Profiling and classification via Edge

When you register a data source, the Jobserver ingests data into Data Catalog. After that, an Edge site initiates the profiling and classification process and sends the results to Collibra Data Intelligence Cloud.

Prerequisites

  • You have created a support ticket in Zendesk to request access to Edge.
  • You have created and installed an Edge siteEdge site.
  • You have an Edge site role with the following global permissions:
    • Data Catalog
    • Register Profiling Information
  • You have a role with the following resource permissions on the community:
    • Asset: add
    • Attribute: add
    • Domain: add
    • Attachment: add
    Note These permissions are always necessary when registering a data source.

Steps

  1. Enable Profiling and ClassificationEnable Profiling and Classification on Edge in Collibra Console.
  2. Register a data source and do the following:
    1. Optionally, enable push down sampling.
    2. In the Profiling options, click Profile and classify data.
    Collibra Data Intelligence Cloud first ingests metadata via Jobserver and then profiles and classifies the data via the profiling capability of an Edge site.

Tip Collibra Data Intelligence Cloud only has access to ingested metadata, anonymized profiling results and classification suggestions, but not actual data from your data source.

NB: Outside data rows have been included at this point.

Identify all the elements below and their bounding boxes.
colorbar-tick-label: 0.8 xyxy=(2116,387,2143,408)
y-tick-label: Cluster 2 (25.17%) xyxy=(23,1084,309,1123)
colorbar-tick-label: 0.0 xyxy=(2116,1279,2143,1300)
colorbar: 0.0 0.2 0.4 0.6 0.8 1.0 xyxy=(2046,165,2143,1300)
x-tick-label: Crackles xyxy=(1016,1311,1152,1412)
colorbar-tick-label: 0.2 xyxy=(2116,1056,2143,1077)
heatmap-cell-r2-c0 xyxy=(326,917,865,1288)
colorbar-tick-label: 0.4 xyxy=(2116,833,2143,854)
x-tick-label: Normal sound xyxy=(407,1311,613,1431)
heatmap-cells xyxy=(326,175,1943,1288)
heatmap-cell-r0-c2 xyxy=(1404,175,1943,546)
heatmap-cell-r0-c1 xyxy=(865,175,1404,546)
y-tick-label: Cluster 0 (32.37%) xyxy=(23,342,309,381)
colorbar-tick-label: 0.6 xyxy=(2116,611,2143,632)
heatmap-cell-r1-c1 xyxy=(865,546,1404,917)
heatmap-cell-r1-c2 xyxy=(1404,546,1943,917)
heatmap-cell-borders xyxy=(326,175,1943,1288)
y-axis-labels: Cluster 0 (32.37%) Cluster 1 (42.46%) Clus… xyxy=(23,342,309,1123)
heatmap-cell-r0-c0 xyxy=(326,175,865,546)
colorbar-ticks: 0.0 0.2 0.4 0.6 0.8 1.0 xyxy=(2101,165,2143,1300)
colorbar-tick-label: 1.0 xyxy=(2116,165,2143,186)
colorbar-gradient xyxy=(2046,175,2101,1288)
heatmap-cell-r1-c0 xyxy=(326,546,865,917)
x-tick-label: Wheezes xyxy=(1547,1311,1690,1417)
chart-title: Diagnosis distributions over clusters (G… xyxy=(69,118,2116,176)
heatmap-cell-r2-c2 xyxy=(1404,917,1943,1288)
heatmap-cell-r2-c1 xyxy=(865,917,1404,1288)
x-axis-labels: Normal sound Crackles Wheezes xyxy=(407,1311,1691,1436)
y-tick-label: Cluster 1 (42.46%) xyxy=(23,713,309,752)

Configurations in Collibra Console

If you use profiling and classification via Edge, some configurations in Collibra Console are no longer relevant:

Section

Setting

Description

Data profiling

Anonymize data

This setting is no longer relevant. Profiling data is automatically anonymized on an Edge site before it reaches Collibra Data Intelligence Cloud.

Cloud Classification configuration

Enable data classification

If the Enable data classification is set to True, profiling and classification on Edge is disabled. As a result, you can classify data via the Data Classification platform, by clicking the Classify button on Column and Table asset pages instead of automatically via Edge.